Multi-grid domain decomposition approach for solution of Navier-Stokes equations in primitive variable form

The new multigrid (or adaptive) pseudospectral element method was carried out for the solution of incompressible flow in terms of primitive variable formulation. The desired features of the proposed method include the following: (1) the ability to treat complex geometry; (2) high resolution adapted in the interesting areas; (3) requires minimal working space; and (4) effective in a multiprocessing environment. The approach for flow problems, complex geometry or not, is to first divide the computational domain into a number of fine-grid and coarse-grid subdomains with the inter-overlapping area.
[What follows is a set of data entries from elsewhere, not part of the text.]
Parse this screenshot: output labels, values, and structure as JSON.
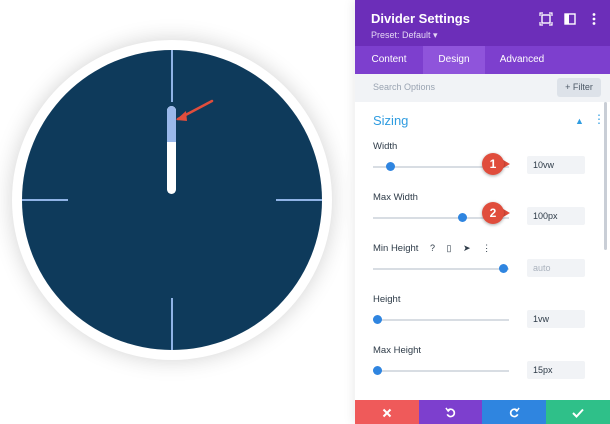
{
  "panel": {
    "title": "Divider Settings",
    "preset": "Preset: Default ▾",
    "colors": {
      "header": "#6c2eb9",
      "tab_bar": "#7d3fce",
      "active_tab": "#8f54db",
      "accent_blue": "#2f9ce0"
    },
    "header_icons": [
      "expand-icon",
      "columns-icon",
      "more-vertical-icon"
    ]
  },
  "tabs": [
    {
      "label": "Content",
      "active": false
    },
    {
      "label": "Design",
      "active": true
    },
    {
      "label": "Advanced",
      "active": false
    }
  ],
  "search": {
    "placeholder": "Search Options",
    "filter_label": "+ Filter"
  },
  "section": {
    "title": "Sizing",
    "fields": [
      {
        "label": "Width",
        "value": "10vw",
        "slider_fraction": 0.13
      },
      {
        "label": "Max Width",
        "value": "100px",
        "slider_fraction": 0.65
      },
      {
        "label": "Min Height",
        "value": "auto",
        "slider_fraction": 0.96,
        "icons": [
          "help-icon",
          "phone-icon",
          "cursor-icon",
          "more-vertical-icon"
        ]
      },
      {
        "label": "Height",
        "value": "1vw",
        "slider_fraction": 0.03
      },
      {
        "label": "Max Height",
        "value": "15px",
        "slider_fraction": 0.03
      }
    ]
  },
  "callouts": [
    "1",
    "2"
  ],
  "footer": [
    {
      "name": "cancel-button",
      "icon": "close-icon",
      "color": "#ef5a5a"
    },
    {
      "name": "undo-button",
      "icon": "undo-icon",
      "color": "#7d3fce"
    },
    {
      "name": "redo-button",
      "icon": "redo-icon",
      "color": "#2f85e0"
    },
    {
      "name": "save-button",
      "icon": "check-icon",
      "color": "#2fc089"
    }
  ],
  "canvas": {
    "clock_face_color": "#0e3a5b",
    "tick_color": "#8fb3e6"
  }
}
Next, it is necessary to implement the Schwarz alternating procedure (SAP) to exchange the data among subdomains, where the coarse-grid correction is used to remove the high frequency error that occurs when the data interpolation from the fine-grid subdomain to the coarse-grid subdomain is conducted. The strategy behind the coarse-grid correction is to adopt the operator of the divergence of the velocity field, which intrinsically links the pressure equation, into this process. The solution of each subdomain can be efficiently solved by the direct (or iterative) eigenfunction expansion technique with the least storage requirement, i.e. O(N(exp 3)) in 3-D and O(N(exp 2)) in 2-D. Numerical results of both driven cavity and jet flow will be presented in the paper to account for the versatility of the proposed method.